Wednesday, 17 April 2013
Firebrand
TUC poster 1982
Hafal Chair Elin Jones is in London today to commentate for S4C on Mrs T's not-quite-a-state-funeral - I'm sure she will pick her words as carefully as she did for the last Royal Wedding!
Supporters and opponents of Margaret Thatcher alike have been reminiscing about those days and I will offer you a vignette about how I played a minuscule part in the heady politics of over 30 years ago...
In 1982 I found myself working for a project managed jointly by the CAB and Swansea Sound - broadcasting sage and worthy advice to the bemused citizenry of South Wales. For obscure reasons I was elected the trade union rep: we were in the white-collar section of the TGWU. At the time Norman Tebbit was steering the Employment Act 1982 into law in the teeth of union opposition - this was the main plank of the new Government's strategy to restrain organised labour.

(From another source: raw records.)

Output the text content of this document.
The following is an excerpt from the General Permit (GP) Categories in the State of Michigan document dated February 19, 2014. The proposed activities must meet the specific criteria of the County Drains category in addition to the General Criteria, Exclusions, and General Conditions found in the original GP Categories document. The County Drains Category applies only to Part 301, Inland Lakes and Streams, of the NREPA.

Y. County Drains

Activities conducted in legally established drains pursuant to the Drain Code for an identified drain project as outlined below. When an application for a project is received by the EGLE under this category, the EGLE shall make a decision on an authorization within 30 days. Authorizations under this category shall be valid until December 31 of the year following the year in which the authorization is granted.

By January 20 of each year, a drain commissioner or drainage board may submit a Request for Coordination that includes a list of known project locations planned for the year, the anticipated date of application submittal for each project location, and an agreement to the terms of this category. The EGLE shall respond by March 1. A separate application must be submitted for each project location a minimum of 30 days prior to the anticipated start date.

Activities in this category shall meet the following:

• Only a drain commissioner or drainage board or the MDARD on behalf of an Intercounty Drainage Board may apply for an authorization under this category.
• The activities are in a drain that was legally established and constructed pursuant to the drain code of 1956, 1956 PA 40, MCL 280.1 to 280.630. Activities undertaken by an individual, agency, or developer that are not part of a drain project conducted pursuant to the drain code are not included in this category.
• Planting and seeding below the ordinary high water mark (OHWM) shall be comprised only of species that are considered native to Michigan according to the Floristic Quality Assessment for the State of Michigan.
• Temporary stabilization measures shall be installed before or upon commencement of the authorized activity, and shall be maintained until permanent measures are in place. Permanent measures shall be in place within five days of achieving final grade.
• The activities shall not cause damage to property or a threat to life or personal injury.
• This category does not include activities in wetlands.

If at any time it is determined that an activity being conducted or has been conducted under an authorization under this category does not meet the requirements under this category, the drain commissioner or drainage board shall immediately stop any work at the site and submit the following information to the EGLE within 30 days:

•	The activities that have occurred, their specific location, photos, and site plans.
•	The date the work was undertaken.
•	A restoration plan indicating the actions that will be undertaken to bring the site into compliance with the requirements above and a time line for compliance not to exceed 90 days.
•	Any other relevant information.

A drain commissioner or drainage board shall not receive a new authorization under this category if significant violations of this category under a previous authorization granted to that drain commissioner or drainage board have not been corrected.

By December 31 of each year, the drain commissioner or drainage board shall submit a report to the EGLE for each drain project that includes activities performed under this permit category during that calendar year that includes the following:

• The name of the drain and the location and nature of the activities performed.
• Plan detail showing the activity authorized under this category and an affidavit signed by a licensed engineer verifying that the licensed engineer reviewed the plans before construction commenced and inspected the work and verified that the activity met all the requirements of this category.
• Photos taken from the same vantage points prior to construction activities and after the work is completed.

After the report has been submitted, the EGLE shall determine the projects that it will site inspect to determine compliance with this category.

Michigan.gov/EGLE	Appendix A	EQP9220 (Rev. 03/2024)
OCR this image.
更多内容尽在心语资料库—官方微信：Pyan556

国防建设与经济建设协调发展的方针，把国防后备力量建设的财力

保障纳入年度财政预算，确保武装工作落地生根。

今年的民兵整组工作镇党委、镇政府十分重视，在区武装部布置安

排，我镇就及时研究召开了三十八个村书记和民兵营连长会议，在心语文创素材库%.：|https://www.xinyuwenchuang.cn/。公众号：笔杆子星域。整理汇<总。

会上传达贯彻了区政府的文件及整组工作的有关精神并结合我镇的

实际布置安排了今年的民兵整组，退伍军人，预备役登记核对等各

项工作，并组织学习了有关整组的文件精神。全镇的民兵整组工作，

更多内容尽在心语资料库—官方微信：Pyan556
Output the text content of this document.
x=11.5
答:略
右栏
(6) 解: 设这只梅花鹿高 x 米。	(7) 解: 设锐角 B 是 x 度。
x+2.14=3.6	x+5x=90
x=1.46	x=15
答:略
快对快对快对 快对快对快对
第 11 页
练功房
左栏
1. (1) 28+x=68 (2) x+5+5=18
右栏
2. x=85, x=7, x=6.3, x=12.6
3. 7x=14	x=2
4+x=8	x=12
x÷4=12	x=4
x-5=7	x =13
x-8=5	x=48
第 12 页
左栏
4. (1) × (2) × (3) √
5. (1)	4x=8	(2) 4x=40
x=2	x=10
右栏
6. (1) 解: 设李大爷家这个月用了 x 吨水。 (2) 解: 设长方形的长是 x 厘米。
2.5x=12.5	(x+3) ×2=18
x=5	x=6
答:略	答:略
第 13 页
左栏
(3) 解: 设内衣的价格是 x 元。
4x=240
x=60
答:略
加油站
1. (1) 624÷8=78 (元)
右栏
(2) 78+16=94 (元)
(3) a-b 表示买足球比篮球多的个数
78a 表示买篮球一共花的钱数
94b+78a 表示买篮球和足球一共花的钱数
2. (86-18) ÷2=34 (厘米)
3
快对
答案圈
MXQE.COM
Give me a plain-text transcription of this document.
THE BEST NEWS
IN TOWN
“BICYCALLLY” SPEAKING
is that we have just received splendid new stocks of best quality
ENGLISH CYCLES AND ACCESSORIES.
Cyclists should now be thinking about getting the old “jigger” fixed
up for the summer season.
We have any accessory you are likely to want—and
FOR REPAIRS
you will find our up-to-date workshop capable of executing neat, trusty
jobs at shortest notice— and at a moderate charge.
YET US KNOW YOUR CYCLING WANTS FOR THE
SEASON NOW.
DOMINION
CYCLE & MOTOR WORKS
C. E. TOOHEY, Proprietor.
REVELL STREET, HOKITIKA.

At the same time there was a hue and cry - or witch-hunt depending on your point of view - with the Government trying to root out left-wing bias in non-political institutions, one of the results of which was a gleeful discovery of Trotskyist subversion in the CAB - this got widespread national publicity and emboldened the Government's supporters in their determination to change the face of British public life.
Actually I can now reveal that the CAB was blameless but the whole scandal had originated with a Socialist Worker "Stop Tebbit's Law!" sticker which somebody affixed to...my staff-side notice board! I didn't put it there myself and it's worth saying that the notice board was not in a public place and anyway it was the responsibility of staff and not the CAB. So in other words it was a lot of fuss about nothing but a useful lesson in how mountains can be constructed out of molehills.
Incidentally, in case you think I was a revolutionary firebrand, along with virtually every other trade union member in the UK (and in spite of my modest representative position in the biggest trade union) I refused to strike in the September 1982 "Day of Action" called by Arthur Scargill. Things were changing and the rest is history as they say.